FIG. 2 is a diagram illustrating the frequency spectrum of an input signal in the presence of interference whose gain is not controlled by AGC or digital normalization using techniques of the present invention.
FIG. 3 is a diagram illustrating the frequency spectrum of an input signal of FIG. 2 whose gain is controlled both by AGC and digital normalization of the present invention.
FIG. 4 is a block diagram illustrating a receiver architecture with AGC and digital normalizer of the present invention.
 This invention relates in general to radio frequency (RF) receivers and more particularly to input data recovery in the receiver while in the presence of strong interfering in-band signals.
 Automatic gain control (AGC) logic is typically used in radio frequency (RF) receiver design in order to adjust levels of analog signals throughout the receiver architecture. This enables the recovery of data with minimal hardware despite problems with input signal reception such as in-band interference, fading, or overloading. In order to design a receiver with very broad receiving capability, there are a number of problems associated with receiver performance, namely 1) a gain correcting mechanism that can deal with both in-band and out-of-band interference due to shared spectrum and relaxed filter requirements and; 2) a gain control mechanism the can respond quickly enough to ensure the preamble of a digital signal is received successfully yet low enough in complexity to be low cost.
 Various techniques for controlling the amplitude of an input signal have been used for many years in order to prevent overload in the front-end stages of a RF receiver. These techniques typically have included continually monitoring the amplitude of the input signal and varying the gain of the front-end amplification stage in order to maintain the input signal at some predetermined signal level. These conventional techniques become more difficult to implement when using a wide bandwidth receiver where there are many interfering signals located along with the signals the user desires to receive. With the advent of integrated circuit (IC) design, general analog techniques were applied to the IC design with AGC circuits placed on chip to control the gain of the front end stage. As with all standard AGC designs, these were used to prevent over amplification and distortion of the amplified RF input signal.
 Additional problems associated with traditional AGC circuits include an increase the amount of current drain used by the IC. Since the device is continuously monitoring the input signal rather than performing these operations periodically in discrete gain steps this leads to an increase in overall current drain. In a world where portability is paramount, the elimination every milliamp of current drain becomes even more important to promote longer battery life.
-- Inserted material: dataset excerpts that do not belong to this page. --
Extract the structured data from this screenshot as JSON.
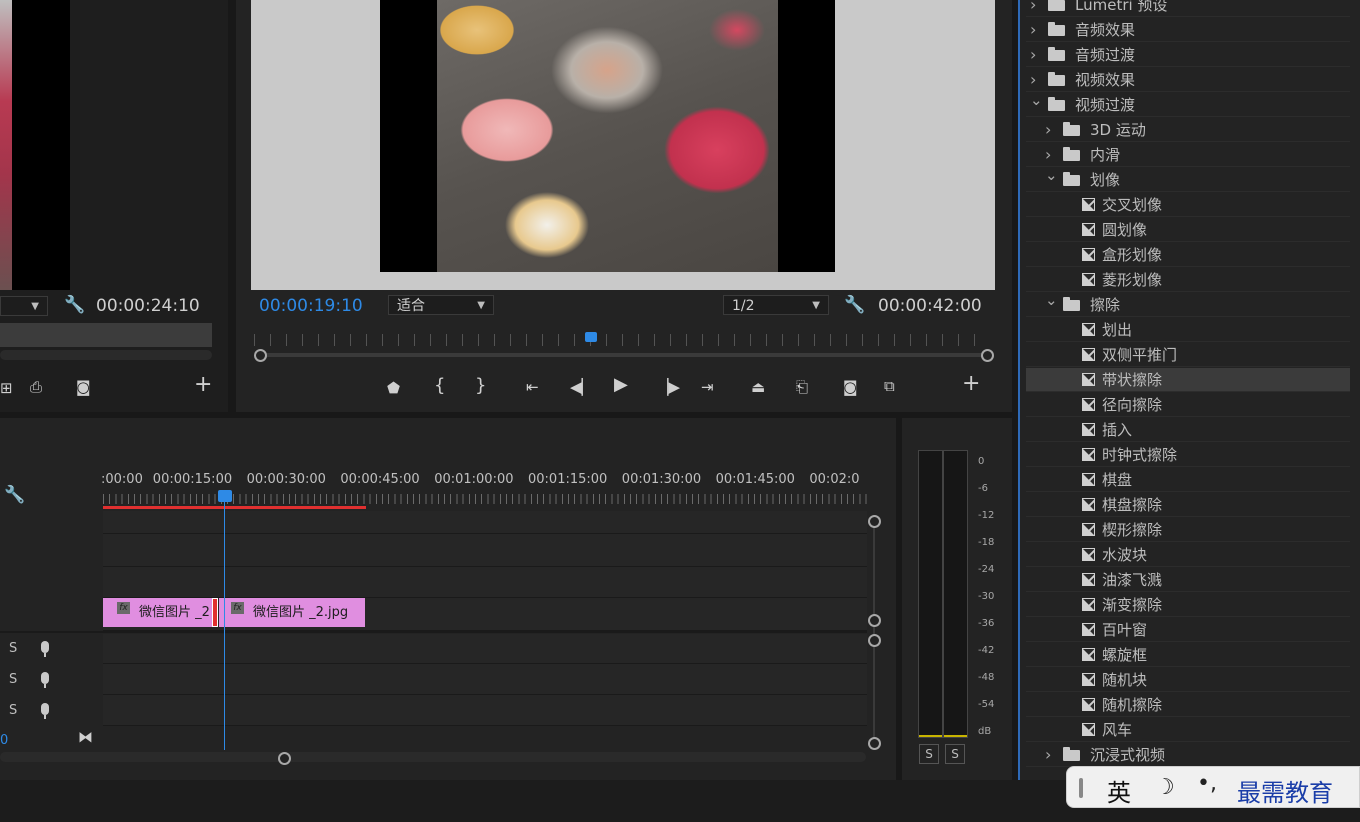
{
  "source_monitor": {
    "timecode": "00:00:24:10",
    "buttons": [
      "export-frame",
      "overwrite",
      "camera",
      "add"
    ]
  },
  "program_monitor": {
    "timecode_current": "00:00:19:10",
    "fit_select": "适合",
    "resolution_select": "1/2",
    "timecode_duration": "00:00:42:00",
    "transport": [
      "mark-in",
      "bracket-in",
      "bracket-out",
      "go-to-in",
      "step-back",
      "play",
      "step-forward",
      "go-to-out",
      "lift",
      "extract",
      "export-frame",
      "compare",
      "add"
    ]
  },
  "timeline": {
    "ruler_labels": [
      ":00:00",
      "00:00:15:00",
      "00:00:30:00",
      "00:00:45:00",
      "00:01:00:00",
      "00:01:15:00",
      "00:01:30:00",
      "00:01:45:00",
      "00:02:0"
    ],
    "clip1": "微信图片 _2",
    "clip2": "微信图片 _2.jpg",
    "fx_label": "fx",
    "audio_s": "S",
    "footer_value": "0"
  },
  "audio_meter": {
    "scale": [
      "0",
      "-6",
      "-12",
      "-18",
      "-24",
      "-30",
      "-36",
      "-42",
      "-48",
      "-54",
      "dB"
    ],
    "solo_left": "S",
    "solo_right": "S"
  },
  "effects_panel": {
    "items": [
      {
        "label": "Lumetri 预设",
        "type": "folder",
        "level": 0,
        "expanded": false
      },
      {
        "label": "音频效果",
        "type": "folder",
        "level": 0,
        "expanded": false
      },
      {
        "label": "音频过渡",
        "type": "folder",
        "level": 0,
        "expanded": false
      },
      {
        "label": "视频效果",
        "type": "folder",
        "level": 0,
        "expanded": false
      },
      {
        "label": "视频过渡",
        "type": "folder",
        "level": 0,
        "expanded": true
      },
      {
        "label": "3D 运动",
        "type": "folder",
        "level": 1,
        "expanded": false
      },
      {
        "label": "内滑",
        "type": "folder",
        "level": 1,
        "expanded": false
      },
      {
        "label": "划像",
        "type": "folder",
        "level": 1,
        "expanded": true
      },
      {
        "label": "交叉划像",
        "type": "effect",
        "level": 2
      },
      {
        "label": "圆划像",
        "type": "effect",
        "level": 2
      },
      {
        "label": "盒形划像",
        "type": "effect",
        "level": 2
      },
      {
        "label": "菱形划像",
        "type": "effect",
        "level": 2
      },
      {
        "label": "擦除",
        "type": "folder",
        "level": 1,
        "expanded": true
      },
      {
        "label": "划出",
        "type": "effect",
        "level": 2
      },
      {
        "label": "双侧平推门",
        "type": "effect",
        "level": 2
      },
      {
        "label": "带状擦除",
        "type": "effect",
        "level": 2,
        "selected": true
      },
      {
        "label": "径向擦除",
        "type": "effect",
        "level": 2
      },
      {
        "label": "插入",
        "type": "effect",
        "level": 2
      },
      {
        "label": "时钟式擦除",
        "type": "effect",
        "level": 2
      },
      {
        "label": "棋盘",
        "type": "effect",
        "level": 2
      },
      {
        "label": "棋盘擦除",
        "type": "effect",
        "level": 2
      },
      {
        "label": "楔形擦除",
        "type": "effect",
        "level": 2
      },
      {
        "label": "水波块",
        "type": "effect",
        "level": 2
      },
      {
        "label": "油漆飞溅",
        "type": "effect",
        "level": 2
      },
      {
        "label": "渐变擦除",
        "type": "effect",
        "level": 2
      },
      {
        "label": "百叶窗",
        "type": "effect",
        "level": 2
      },
      {
        "label": "螺旋框",
        "type": "effect",
        "level": 2
      },
      {
        "label": "随机块",
        "type": "effect",
        "level": 2
      },
      {
        "label": "随机擦除",
        "type": "effect",
        "level": 2
      },
      {
        "label": "风车",
        "type": "effect",
        "level": 2
      },
      {
        "label": "沉浸式视频",
        "type": "folder",
        "level": 1,
        "expanded": false
      }
    ]
  },
  "ime": {
    "lang": "英",
    "watermark": "最需教育"
  },
  "colors": {
    "accent_blue": "#2e8ae6",
    "clip_pink": "#e08ee0",
    "playhead_red": "#e03030"
  }
}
 Thus, the need exists to provide a highly effective, low cost, low current drain apparatus and method that can be used to enhance a received RF signal while mitigating the received signal characteristics over attenuation, overload and distortion.
 Briefly, according to the invention, there is provided an apparatus and method for adjusting analog and digital signal levels in an RF receiver by using both AGC and digital normalization logic. By adjusting signal levels throughout the receiver architecture, a level of amplification is attained such that data recovery normally not recoverable is now possible. The invention allows the amplitudes of interfering signals to be reduced while the desired received signal is digitally normalized such that its amplitude is increased to some predetermined level. The invention is most advantageous for constant-envelope spreading-spectrum modulation schemes when there are narrowband interfering signals within the RF receiver's bandwidth or the desired input signal is experiencing fading or clipping. The logic used to control the AGC and digital normalization provide operating modes to allow the gain of the input to be tracked throughout a received digital data packet or until some point in a received packet. As compared with prior art AGC techniques, the present invention offers benefits in complexity, timing, and interference mitigation.